Similarly, inspecting Chinese manufacturers of heparin could never have discovered an intentional adulteration scheme in which a fake compound that could not be detected by usual means (part of the plan in choosing the compound) was added to reduce the cost. An inspection would not have reliably found this as few manufacturers would have said, “…and here is where we add the fake heparin material to our product.”
When someone consciously decides to cheat, they can beat inspections. Inspections are important yes, but cheaters cannot be fully stopped by FDA. Manufacturers have the legal responsibility to make product that is pure and unadulterated, and the FDA’s job is to make sure that the basic rules are being followed. Inevitably, there are people who will try to cheat, and they do get caught and are disbarred from the industry and subject to criminal prosecution.
Our goal for CURETHEPROCESS is to help point to and make the changes in organization and regulatory process needed to accelerate the effective development of rare disease treatments. This should not mean and does not mean that we don’t highly respect the very difficult job that an FDA reviewer has to do each day, despite the noise and rancor going on about them. Both developing drugs for treatments (the job of biotech and innovation) and reviewing them to assure the right products reach patients (the task of FDA) are truly noble endeavors as we take science discoveries and treat patients. What is nobler than that?

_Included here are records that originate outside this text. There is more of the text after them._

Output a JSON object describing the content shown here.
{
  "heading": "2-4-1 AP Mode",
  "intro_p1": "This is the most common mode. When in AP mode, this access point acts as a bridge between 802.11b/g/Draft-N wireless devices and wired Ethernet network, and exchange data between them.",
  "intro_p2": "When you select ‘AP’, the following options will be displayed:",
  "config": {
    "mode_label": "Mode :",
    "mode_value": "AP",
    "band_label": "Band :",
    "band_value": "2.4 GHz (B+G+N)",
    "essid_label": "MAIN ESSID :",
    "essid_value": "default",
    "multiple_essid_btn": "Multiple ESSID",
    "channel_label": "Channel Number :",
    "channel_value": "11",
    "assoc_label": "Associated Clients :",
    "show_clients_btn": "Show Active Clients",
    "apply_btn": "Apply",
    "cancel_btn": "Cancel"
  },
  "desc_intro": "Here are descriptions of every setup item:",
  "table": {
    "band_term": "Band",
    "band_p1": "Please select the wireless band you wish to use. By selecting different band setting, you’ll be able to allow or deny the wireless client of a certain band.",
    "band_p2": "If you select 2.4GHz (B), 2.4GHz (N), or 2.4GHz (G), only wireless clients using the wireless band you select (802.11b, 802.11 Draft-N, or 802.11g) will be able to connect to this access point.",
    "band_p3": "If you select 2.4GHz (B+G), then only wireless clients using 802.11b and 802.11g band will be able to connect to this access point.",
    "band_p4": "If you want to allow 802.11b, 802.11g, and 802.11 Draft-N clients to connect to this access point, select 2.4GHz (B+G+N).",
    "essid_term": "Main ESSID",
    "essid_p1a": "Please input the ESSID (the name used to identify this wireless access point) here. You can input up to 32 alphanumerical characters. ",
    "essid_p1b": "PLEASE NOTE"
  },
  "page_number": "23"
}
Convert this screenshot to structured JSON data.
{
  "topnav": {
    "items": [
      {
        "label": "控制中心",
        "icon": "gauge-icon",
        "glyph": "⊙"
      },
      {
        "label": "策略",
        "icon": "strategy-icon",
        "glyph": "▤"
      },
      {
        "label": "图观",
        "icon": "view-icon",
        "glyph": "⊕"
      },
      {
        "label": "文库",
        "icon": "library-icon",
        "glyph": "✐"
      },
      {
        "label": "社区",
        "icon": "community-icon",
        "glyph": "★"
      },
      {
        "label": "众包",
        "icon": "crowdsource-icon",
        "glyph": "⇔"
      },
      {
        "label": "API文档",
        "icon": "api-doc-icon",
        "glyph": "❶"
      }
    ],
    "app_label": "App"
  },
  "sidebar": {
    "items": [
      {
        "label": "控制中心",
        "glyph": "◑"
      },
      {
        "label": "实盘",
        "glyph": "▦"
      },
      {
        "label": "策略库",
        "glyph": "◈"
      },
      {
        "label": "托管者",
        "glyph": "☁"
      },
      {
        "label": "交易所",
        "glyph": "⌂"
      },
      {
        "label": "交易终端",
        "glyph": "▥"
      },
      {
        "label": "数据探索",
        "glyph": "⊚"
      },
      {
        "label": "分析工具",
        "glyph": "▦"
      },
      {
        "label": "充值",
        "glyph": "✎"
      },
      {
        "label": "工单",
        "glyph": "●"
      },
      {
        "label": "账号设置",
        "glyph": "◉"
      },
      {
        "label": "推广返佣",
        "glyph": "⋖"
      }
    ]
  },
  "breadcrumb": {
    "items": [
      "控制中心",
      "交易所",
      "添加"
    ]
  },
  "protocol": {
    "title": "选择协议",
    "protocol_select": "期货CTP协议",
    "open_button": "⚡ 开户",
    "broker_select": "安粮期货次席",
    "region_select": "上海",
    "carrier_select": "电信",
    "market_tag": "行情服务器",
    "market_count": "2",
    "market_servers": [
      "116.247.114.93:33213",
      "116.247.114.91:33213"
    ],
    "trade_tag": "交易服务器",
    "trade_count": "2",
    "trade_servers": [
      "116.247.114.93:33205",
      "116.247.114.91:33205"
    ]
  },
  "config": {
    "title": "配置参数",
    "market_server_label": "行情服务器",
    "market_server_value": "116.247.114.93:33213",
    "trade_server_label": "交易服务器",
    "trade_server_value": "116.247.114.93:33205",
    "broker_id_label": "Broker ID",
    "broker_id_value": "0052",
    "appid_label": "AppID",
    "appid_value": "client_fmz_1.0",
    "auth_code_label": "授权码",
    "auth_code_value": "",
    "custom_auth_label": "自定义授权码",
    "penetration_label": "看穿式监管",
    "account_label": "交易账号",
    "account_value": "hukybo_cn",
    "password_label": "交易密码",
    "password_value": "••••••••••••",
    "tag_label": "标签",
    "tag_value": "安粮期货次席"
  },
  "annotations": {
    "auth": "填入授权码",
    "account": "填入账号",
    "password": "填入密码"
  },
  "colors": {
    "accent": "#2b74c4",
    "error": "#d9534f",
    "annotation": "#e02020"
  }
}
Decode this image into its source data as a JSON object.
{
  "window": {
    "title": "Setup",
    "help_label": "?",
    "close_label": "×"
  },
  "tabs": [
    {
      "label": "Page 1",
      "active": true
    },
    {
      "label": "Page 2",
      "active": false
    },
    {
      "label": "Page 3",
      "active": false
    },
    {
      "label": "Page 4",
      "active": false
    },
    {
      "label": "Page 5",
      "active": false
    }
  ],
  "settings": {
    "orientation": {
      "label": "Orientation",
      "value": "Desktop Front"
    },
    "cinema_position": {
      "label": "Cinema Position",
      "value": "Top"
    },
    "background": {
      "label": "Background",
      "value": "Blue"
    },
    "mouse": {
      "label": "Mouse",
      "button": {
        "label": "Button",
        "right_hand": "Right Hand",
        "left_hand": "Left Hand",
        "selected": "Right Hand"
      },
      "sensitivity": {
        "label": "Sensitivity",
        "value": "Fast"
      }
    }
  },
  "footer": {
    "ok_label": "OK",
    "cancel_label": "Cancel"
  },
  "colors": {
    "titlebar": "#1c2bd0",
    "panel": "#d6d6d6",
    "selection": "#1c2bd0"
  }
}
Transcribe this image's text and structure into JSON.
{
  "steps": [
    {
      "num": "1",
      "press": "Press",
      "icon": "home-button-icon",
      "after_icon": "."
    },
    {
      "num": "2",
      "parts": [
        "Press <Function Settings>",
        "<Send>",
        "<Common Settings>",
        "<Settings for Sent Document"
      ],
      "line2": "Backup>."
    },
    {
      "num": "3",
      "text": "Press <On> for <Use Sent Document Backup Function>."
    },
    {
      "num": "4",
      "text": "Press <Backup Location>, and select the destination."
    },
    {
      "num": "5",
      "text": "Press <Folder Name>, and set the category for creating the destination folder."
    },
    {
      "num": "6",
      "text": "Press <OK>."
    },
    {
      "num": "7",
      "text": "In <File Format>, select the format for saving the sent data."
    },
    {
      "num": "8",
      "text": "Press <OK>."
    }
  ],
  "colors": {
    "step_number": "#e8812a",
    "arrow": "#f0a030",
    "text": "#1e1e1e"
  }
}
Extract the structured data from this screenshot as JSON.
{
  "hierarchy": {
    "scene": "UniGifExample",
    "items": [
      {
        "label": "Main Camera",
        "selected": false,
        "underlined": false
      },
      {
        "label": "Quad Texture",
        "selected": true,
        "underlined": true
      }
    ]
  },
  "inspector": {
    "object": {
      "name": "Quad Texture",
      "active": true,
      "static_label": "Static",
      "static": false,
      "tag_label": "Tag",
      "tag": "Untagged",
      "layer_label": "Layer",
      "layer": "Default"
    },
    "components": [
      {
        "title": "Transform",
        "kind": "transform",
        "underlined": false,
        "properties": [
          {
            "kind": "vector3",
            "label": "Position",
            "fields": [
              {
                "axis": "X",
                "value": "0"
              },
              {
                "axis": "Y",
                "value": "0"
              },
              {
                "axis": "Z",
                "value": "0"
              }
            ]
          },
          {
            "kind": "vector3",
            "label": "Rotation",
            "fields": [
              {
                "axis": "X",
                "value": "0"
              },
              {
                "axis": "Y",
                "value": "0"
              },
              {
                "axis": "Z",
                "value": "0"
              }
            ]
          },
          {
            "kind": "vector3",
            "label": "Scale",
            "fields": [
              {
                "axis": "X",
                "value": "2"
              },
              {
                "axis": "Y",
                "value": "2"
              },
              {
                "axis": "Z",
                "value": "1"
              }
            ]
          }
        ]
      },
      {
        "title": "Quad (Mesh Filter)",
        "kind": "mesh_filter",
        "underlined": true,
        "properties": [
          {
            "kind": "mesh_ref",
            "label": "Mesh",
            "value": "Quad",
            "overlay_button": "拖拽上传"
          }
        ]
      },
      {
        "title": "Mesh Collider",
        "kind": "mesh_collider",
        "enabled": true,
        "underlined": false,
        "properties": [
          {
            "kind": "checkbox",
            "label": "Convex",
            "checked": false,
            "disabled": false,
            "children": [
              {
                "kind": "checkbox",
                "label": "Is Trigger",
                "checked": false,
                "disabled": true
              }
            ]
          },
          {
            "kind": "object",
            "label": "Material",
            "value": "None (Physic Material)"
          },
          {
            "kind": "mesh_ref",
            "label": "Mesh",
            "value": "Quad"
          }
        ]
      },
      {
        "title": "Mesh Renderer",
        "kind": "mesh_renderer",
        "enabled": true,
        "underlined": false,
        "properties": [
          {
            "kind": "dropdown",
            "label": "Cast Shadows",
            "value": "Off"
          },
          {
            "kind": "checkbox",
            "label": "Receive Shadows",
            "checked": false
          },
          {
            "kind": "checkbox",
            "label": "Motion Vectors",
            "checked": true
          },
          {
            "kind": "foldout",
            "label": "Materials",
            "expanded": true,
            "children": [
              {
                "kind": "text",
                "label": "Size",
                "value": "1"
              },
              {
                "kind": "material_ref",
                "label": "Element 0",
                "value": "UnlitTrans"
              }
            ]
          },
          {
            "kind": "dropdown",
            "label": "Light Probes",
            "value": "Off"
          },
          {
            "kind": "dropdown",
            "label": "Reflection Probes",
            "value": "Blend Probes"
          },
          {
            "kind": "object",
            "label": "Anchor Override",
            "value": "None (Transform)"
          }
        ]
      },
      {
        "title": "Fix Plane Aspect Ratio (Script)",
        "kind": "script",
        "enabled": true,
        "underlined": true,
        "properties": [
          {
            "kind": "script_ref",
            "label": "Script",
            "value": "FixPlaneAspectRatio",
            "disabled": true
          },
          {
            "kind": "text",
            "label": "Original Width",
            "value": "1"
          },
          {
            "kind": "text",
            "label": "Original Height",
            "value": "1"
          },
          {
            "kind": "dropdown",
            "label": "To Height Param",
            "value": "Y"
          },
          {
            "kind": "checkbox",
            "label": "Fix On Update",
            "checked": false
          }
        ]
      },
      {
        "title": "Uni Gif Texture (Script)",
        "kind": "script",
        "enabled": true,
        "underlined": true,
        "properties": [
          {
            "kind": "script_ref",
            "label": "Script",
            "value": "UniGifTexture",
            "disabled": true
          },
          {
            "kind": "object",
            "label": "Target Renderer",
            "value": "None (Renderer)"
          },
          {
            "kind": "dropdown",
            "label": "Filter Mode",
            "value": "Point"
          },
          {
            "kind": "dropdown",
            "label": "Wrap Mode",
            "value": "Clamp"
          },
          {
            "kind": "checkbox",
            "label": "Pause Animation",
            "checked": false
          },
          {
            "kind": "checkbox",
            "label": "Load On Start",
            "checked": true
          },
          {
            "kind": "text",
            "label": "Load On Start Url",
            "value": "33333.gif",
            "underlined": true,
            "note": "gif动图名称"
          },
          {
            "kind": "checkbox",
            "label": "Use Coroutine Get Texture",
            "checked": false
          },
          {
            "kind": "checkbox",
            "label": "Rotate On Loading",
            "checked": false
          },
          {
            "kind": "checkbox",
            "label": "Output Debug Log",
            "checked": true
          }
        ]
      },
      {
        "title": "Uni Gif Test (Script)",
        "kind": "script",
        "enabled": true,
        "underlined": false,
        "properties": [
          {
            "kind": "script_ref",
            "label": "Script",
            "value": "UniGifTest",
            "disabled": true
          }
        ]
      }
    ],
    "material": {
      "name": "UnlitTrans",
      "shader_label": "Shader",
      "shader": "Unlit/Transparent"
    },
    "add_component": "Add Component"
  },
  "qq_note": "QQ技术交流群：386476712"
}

FDA’s responsibility is also enormous and the pressure high. The great challenge is that there is no perfect data or information on anything. There are always ambiguities and uncertainties and in the midst of these situations, the FDA has to make a call whether to risk something and treat, or risk nothing and subject the patient to their unmitigated disease. These are difficult choices, and rarely is the information available to know everything that may happen. For rare diseases, we just need to make sure there are enough of the right people in place, and that we give these people the right process tools on how to review rare disease drugs, and then let them do that most difficult step which is to approve (or not) the drugs as best they can.
That is the goal of the CURETHEPROCESS campaign.
But we also need to support the FDA for all the difficult work they do every day.